Vimos extinguirse el último resplandor rojizo en el horizonte negro. Ya no se diferenciaban cielo y mar sino por la bóveda de estrellas bajo la que nuestra galera navegaba impulsada por el viento de levante, a oscuras, sin luna ni luz alguna, guiada por la ciencia del piloto que miraba la estrella que señala el norte, o abría a ratos el escandelar, donde un tenue resplandor iluminaba la aguja de marear. Atrás, hacia el árbol maestro, oímos a alguien preguntar al capitán Urdemalas si encendía el fanal de popa, y a éste responder que a quien prendiera una luz, aunque fuera pequeña, le sacaba los sesos a puñadas.

– En cuanto a lo de soldados ricos -dijo el capitán Alatriste al cabo de un rato, como si hubiera estado dándoles vueltas a mis palabras-, nunca conocí a ninguno que lo fuera mucho tiempo. Al fin todo se va en juego, vino y putas… Como sabes muy bien.
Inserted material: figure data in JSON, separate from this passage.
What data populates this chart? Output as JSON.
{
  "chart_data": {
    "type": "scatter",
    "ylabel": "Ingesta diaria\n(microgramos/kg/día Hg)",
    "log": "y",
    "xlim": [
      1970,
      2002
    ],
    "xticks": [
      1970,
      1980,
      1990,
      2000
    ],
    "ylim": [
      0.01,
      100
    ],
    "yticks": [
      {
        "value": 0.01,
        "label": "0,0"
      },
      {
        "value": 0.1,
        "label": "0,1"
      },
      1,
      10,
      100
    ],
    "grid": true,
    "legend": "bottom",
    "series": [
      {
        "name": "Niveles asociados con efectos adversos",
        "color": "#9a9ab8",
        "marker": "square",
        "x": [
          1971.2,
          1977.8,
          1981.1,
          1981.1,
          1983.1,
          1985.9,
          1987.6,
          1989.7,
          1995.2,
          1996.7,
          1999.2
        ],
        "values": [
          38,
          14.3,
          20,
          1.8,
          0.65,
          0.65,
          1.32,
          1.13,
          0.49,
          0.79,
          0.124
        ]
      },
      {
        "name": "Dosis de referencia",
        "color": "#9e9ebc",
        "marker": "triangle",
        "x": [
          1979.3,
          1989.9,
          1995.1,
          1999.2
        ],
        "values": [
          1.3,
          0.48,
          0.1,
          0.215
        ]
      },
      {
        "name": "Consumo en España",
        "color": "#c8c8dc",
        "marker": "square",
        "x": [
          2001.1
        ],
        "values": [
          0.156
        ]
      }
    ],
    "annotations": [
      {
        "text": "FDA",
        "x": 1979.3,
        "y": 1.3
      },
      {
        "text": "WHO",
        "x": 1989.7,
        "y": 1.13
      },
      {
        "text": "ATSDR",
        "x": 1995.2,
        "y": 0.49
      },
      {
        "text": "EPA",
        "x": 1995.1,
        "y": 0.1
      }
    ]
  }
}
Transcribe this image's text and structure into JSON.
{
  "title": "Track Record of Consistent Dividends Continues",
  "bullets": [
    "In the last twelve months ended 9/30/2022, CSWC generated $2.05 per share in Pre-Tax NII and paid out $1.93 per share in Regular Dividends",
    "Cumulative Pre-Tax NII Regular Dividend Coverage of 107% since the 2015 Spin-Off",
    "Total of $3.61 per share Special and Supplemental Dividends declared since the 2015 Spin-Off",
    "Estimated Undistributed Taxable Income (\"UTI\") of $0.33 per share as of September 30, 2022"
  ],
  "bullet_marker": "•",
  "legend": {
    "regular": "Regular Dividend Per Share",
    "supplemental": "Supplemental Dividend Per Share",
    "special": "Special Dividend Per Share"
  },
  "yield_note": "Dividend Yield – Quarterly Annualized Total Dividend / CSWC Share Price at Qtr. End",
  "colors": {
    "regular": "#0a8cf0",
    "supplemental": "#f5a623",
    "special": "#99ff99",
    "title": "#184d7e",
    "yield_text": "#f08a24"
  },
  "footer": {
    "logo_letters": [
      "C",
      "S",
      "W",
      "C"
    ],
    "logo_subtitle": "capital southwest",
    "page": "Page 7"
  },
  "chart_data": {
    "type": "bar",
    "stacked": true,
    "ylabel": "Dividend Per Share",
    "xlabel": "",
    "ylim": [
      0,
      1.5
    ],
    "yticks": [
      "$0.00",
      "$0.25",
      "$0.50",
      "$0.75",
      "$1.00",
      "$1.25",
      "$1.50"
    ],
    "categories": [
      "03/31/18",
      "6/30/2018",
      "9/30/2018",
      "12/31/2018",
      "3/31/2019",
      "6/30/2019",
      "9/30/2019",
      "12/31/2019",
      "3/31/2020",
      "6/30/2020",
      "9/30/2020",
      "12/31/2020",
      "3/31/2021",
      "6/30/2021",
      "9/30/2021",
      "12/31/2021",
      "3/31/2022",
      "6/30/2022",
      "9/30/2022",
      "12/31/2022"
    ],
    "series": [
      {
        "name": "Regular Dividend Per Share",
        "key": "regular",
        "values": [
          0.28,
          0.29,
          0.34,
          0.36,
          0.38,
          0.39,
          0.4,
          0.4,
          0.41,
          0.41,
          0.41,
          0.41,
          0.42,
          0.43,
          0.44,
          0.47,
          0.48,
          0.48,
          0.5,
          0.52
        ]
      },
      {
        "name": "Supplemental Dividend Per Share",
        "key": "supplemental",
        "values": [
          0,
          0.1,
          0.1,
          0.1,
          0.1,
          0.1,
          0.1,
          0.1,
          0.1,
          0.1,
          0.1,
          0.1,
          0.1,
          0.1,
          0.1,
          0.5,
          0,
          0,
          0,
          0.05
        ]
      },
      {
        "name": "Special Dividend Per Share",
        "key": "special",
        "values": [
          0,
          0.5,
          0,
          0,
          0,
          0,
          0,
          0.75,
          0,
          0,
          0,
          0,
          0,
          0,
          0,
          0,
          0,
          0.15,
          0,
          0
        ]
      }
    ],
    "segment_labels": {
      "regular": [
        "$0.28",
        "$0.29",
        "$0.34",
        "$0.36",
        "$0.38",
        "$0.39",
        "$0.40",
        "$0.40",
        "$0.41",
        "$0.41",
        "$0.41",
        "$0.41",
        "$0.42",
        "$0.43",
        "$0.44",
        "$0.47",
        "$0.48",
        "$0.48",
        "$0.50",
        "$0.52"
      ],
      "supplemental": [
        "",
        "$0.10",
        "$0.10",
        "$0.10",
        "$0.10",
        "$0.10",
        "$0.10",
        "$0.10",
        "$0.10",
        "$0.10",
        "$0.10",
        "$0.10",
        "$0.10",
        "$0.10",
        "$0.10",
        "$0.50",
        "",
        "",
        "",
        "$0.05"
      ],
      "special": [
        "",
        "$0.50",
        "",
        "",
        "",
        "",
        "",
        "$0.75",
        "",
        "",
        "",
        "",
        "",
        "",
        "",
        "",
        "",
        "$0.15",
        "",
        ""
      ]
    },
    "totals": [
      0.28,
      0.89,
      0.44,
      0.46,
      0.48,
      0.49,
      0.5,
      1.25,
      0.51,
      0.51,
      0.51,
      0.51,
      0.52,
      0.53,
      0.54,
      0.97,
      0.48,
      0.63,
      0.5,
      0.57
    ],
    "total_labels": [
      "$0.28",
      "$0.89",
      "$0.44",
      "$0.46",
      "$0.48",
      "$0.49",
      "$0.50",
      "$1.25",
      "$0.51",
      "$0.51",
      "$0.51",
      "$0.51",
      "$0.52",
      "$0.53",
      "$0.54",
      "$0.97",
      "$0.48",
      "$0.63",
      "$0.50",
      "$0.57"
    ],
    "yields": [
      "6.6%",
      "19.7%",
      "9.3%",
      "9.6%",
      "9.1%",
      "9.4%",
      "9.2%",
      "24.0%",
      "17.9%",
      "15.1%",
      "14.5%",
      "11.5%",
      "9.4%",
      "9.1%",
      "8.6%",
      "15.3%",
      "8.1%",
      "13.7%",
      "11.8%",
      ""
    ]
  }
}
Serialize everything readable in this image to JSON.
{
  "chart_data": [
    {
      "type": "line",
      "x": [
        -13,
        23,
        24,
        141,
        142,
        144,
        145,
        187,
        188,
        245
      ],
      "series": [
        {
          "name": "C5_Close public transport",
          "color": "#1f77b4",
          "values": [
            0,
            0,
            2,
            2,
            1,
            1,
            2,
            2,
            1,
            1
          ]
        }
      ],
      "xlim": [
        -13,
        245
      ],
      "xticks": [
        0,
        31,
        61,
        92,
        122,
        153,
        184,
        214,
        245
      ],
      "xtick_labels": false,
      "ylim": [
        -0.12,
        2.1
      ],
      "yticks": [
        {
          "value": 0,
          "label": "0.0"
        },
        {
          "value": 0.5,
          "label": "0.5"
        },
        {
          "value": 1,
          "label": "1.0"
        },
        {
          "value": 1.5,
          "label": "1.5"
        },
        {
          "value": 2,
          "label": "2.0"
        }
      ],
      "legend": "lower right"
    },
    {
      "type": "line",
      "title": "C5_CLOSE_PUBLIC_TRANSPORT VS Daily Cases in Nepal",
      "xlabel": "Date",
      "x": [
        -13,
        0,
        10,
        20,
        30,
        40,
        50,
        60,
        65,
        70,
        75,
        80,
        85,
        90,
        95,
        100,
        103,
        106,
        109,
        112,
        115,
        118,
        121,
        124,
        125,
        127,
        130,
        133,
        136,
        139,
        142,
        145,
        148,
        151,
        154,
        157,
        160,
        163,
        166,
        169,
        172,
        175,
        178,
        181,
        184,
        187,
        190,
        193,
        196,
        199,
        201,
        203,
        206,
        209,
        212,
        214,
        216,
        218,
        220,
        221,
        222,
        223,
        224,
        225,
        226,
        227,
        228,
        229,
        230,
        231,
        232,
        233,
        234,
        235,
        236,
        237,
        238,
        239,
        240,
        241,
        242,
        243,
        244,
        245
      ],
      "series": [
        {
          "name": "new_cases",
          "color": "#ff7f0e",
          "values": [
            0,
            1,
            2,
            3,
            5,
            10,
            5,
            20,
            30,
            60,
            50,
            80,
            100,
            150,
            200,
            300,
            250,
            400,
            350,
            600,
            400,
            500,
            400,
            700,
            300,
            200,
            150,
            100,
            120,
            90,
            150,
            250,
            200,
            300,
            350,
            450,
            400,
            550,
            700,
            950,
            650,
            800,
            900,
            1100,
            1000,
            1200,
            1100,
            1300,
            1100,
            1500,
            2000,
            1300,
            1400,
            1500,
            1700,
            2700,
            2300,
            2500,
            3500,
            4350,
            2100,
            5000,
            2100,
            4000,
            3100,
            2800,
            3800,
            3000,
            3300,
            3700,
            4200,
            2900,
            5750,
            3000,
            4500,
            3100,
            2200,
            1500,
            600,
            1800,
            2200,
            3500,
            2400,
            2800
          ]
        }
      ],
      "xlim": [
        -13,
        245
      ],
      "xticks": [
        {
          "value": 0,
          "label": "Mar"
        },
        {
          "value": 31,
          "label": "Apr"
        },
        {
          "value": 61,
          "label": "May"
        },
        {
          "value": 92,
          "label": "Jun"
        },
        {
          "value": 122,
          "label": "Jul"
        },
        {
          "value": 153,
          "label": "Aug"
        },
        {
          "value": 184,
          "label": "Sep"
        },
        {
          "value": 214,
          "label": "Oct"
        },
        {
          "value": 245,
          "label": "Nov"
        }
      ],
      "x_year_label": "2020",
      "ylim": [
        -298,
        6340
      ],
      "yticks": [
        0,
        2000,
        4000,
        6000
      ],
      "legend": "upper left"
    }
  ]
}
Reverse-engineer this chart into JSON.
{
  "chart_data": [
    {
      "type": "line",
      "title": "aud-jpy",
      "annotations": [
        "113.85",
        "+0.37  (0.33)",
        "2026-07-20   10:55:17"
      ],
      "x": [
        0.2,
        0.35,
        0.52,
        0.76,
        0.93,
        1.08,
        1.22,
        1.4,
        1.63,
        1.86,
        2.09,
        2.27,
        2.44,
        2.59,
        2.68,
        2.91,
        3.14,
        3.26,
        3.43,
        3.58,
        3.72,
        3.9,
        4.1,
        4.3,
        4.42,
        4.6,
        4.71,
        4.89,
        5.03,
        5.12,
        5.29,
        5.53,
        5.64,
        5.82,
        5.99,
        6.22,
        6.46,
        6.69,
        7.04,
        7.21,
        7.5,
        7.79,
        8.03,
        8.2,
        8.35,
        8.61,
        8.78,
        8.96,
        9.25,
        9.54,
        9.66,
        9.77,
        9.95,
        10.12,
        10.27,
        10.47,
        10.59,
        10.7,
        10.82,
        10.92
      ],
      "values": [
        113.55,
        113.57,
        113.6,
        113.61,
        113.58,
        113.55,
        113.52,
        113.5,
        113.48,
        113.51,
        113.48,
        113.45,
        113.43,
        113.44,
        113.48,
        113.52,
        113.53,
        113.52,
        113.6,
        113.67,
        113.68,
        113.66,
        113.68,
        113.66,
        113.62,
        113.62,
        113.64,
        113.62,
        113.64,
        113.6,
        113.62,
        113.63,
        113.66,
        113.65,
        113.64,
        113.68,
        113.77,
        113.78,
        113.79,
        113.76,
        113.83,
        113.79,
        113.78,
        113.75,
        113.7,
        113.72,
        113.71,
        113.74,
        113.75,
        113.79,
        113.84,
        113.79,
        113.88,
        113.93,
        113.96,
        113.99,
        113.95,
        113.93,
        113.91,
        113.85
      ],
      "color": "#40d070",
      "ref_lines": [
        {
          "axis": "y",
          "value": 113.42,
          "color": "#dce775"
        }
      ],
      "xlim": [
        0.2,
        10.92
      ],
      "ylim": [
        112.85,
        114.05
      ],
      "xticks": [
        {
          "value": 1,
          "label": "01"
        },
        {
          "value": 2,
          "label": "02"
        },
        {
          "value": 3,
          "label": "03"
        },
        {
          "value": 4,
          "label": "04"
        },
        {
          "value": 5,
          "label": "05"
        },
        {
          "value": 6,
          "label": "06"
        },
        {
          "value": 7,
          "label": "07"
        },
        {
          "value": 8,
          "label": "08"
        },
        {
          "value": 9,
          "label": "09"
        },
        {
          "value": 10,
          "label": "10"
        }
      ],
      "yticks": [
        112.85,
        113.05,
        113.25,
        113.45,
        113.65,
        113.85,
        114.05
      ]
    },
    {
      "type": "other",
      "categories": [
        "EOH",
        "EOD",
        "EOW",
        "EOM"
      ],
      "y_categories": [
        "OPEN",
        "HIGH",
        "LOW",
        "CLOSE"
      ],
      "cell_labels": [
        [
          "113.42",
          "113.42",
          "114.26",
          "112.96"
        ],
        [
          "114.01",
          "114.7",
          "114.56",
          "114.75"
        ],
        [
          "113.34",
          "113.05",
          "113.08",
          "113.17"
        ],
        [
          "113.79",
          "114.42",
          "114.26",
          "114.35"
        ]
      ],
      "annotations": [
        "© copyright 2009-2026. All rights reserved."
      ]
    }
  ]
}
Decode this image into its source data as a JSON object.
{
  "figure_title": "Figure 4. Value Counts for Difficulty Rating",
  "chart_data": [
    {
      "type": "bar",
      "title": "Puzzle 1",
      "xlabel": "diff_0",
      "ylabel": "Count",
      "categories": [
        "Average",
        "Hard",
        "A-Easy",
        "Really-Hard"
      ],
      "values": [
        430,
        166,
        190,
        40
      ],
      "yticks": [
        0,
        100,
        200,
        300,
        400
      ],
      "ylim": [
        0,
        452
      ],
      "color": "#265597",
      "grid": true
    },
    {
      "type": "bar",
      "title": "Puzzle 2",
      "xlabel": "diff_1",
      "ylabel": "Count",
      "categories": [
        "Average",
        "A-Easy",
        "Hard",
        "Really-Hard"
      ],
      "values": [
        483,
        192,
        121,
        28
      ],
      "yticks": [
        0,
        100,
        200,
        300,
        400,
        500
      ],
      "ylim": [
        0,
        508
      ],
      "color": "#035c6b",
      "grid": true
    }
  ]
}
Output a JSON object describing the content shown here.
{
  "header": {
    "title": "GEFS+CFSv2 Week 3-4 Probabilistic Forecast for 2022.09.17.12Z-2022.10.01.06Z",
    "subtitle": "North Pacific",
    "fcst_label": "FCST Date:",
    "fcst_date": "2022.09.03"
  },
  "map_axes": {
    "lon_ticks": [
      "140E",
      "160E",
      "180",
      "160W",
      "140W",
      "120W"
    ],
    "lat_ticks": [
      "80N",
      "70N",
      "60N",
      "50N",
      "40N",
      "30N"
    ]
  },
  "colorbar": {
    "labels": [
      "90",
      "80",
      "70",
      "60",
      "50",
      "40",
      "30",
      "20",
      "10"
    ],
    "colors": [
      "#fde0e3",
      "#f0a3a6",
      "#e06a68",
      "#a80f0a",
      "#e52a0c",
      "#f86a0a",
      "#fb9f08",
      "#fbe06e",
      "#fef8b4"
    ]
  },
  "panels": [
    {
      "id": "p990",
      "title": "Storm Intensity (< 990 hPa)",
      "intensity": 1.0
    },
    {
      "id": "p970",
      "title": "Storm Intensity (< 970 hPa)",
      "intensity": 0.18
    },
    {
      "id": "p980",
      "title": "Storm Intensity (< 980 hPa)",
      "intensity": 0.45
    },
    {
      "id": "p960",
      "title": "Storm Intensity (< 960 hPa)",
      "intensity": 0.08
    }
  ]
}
La pausa había sido significativa. Lo bastante corta para que no sonase a reproche, lo bastante larga para que lo fuera. Y en efecto, yo sabía bien a qué se refería. Llevábamos casi cinco años juntos y unos siete meses en lo de Nápoles, las galeras y demás, así que el amigo de mi padre había tenido ocasión de observar algunos cambios en mi persona. No sólo los físicos, pues ya era alto como él, delgado pero gallardo, con buenas piernas, brazos fuertes y no mal rostro, sino otros más complejos y profundos. Era consciente de que el capitán había deseado para mí, desde niño, un futuro que no fuera el de las armas; y por eso procuró arrimarme a las buenas lecturas y las traducciones del latín y el griego con el concurso de sus amigos don Francisco de Quevedo y el dómine Pérez. La pluma, decía, llega más lejos que la espada; y más futuro que un matarife profesional tendrá siempre alguien versado en libros y leyes, bien situado en la Corte. Pero mi natural inclinación resultaba imposible de domar; y aunque por sus esfuerzos yo sacaba en limpio el gusto de las letras -y aquí me veo tantos años después, que parecen siglos, escribiendo nuestra historia-, lo cierto es que la casta heredada de mi padre, muerto en Flandes, y el haber crecido desde los trece años junto al capitán Alatriste, compartiendo su peligrosa vida y azares, marcaron mi destino. Quise ser soldado, lo era al fin, y a ello me aplicaba con la resuelta pasión de mi juventud y mis bríos.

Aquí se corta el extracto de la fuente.